Would any of these work for you? The GitHub Action example just collects all the new files and passes them into --ignore-files--you can provide your own list or a directory if that's easier.

Garen Torikian · Answer 2 · Wed Jan 03 2024 02:25:01 GMT+0800 (China Standard Time)

(Closing this not because I won't keep helping if you have questions, but because I like to keep a clean issue list in my repos.)

Leah Wasser · Answer 3 · Tue Jan 09 2024 09:48:22 GMT+0800 (China Standard Time)

hi 👋 thank you!! i definitely understand issue lists becoming unwieldy!
i think i may have poorly described the issue.

Essentially we are creating a new piece of content in the PR so the new link is a new page on the website. please see here: for an example (screenshot below as well).

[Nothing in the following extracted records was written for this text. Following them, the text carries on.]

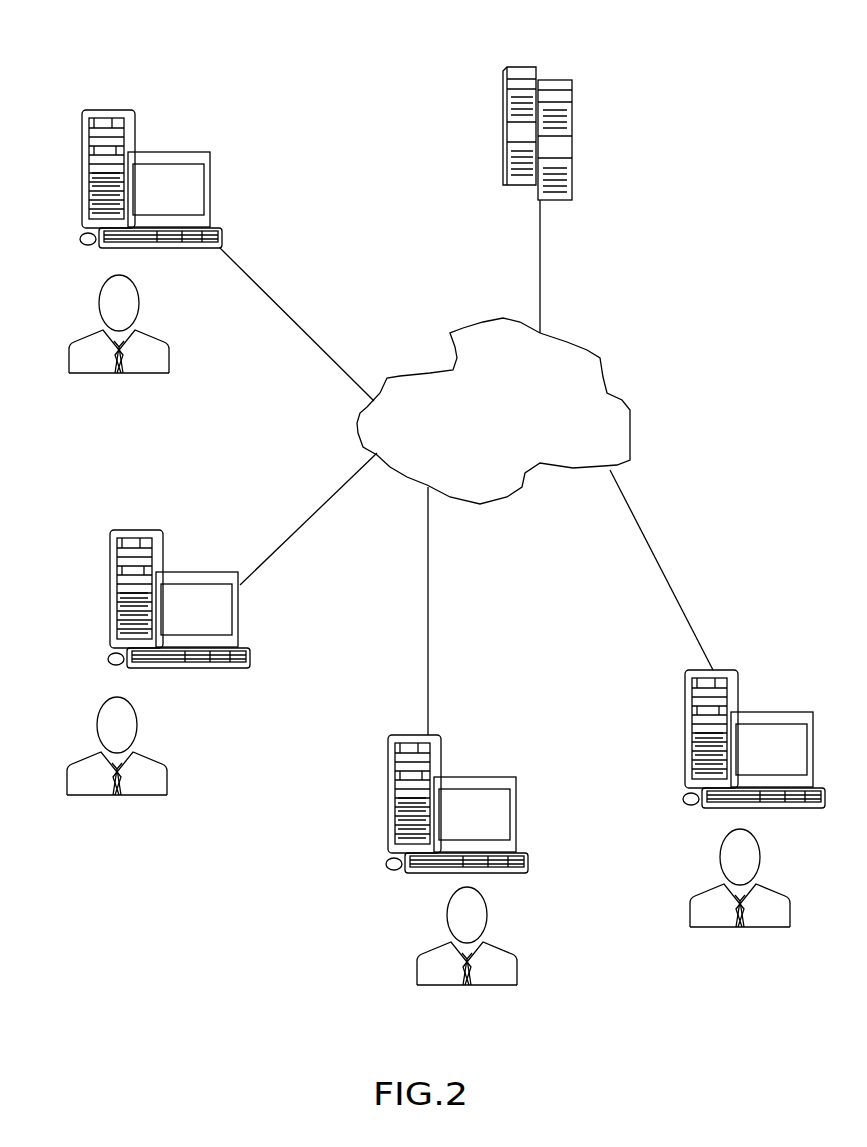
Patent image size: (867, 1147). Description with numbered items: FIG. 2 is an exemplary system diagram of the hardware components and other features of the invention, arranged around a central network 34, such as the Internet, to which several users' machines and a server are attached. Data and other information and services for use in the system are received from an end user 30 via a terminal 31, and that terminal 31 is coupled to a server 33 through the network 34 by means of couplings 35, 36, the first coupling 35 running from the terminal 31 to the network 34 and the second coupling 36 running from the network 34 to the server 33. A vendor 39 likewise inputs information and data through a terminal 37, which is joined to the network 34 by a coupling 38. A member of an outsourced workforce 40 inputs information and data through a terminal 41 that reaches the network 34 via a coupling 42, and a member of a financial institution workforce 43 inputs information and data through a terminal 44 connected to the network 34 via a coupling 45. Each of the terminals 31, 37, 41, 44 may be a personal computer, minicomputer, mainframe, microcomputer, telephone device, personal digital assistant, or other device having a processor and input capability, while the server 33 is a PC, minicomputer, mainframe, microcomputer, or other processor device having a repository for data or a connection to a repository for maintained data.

The end user 30 is at (83, 760).
The terminal 31 is at (110, 540).
The server 33 is at (567, 82).
The network 34 is at (453, 337).
The coupling 35 is at (311, 512).
The coupling 36 is at (538, 250).
The terminal 37 is at (403, 735).
The coupling 38 is at (428, 618).
The vendor 39 is at (427, 953).
The member of an outsourced workforce 40 is at (705, 897).
The terminal 41 is at (684, 680).
The coupling 42 is at (661, 567).
The member of a financial institution workforce 43 is at (83, 335).
The terminal 44 is at (84, 176).
The coupling 45 is at (262, 287).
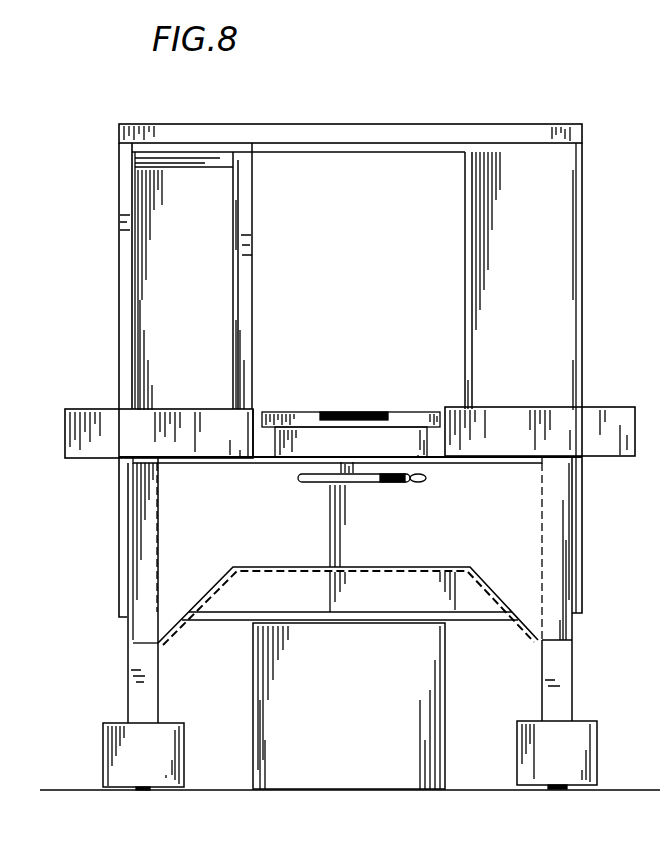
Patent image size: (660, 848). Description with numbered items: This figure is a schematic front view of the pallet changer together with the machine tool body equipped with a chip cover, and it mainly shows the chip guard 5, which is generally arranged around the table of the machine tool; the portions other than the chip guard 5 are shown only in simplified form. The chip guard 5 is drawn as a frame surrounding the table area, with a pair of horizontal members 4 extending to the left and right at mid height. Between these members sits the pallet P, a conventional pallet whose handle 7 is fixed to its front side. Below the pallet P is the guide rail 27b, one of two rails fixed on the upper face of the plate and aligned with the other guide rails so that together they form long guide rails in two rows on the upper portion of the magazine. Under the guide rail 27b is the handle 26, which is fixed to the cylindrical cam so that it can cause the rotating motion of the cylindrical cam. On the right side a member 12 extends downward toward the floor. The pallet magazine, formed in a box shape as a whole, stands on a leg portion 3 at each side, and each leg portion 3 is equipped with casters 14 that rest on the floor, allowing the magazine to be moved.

Essentially installable-code.html is a new page in our guidebook that we are adding. so every time we add a new page html proofer can't find it because it isn't online yet.

In the html-proofer readme, i see a section on ignoring new files.

the code is below and i think it's trying to parse through the files but skipping the newly added file (maybe)?:

directories = ['content']
merge_base = %x(git merge-base origin/production HEAD).chomp
diffable_files = %x(git diff -z --name-only --diff-filter=AC #{merge_base}).split("\0")
diffable_files = diffable_files.select do |filename|
  next true if directories.include?(File.dirname(filename))

  filename.end_with?(".md")
end.map { |f| Regexp.new(File.basename(f, File.extname(f))) }

HTMLProofer.check_directory("./output", { ignore_urls: diffable_files }).run

but

i'm not sure how to implement this in my github action here.
And i'm also not sure if i do implement that fix will it totally skip checking the new page for bad links and such as well?

i hope this makes more sense! Essentially each time i create a new website page, our build breaks because the new page is not yet online and as such it's a broken link according to HTML proofer (i think anyway that is what is happening). many thanks again!!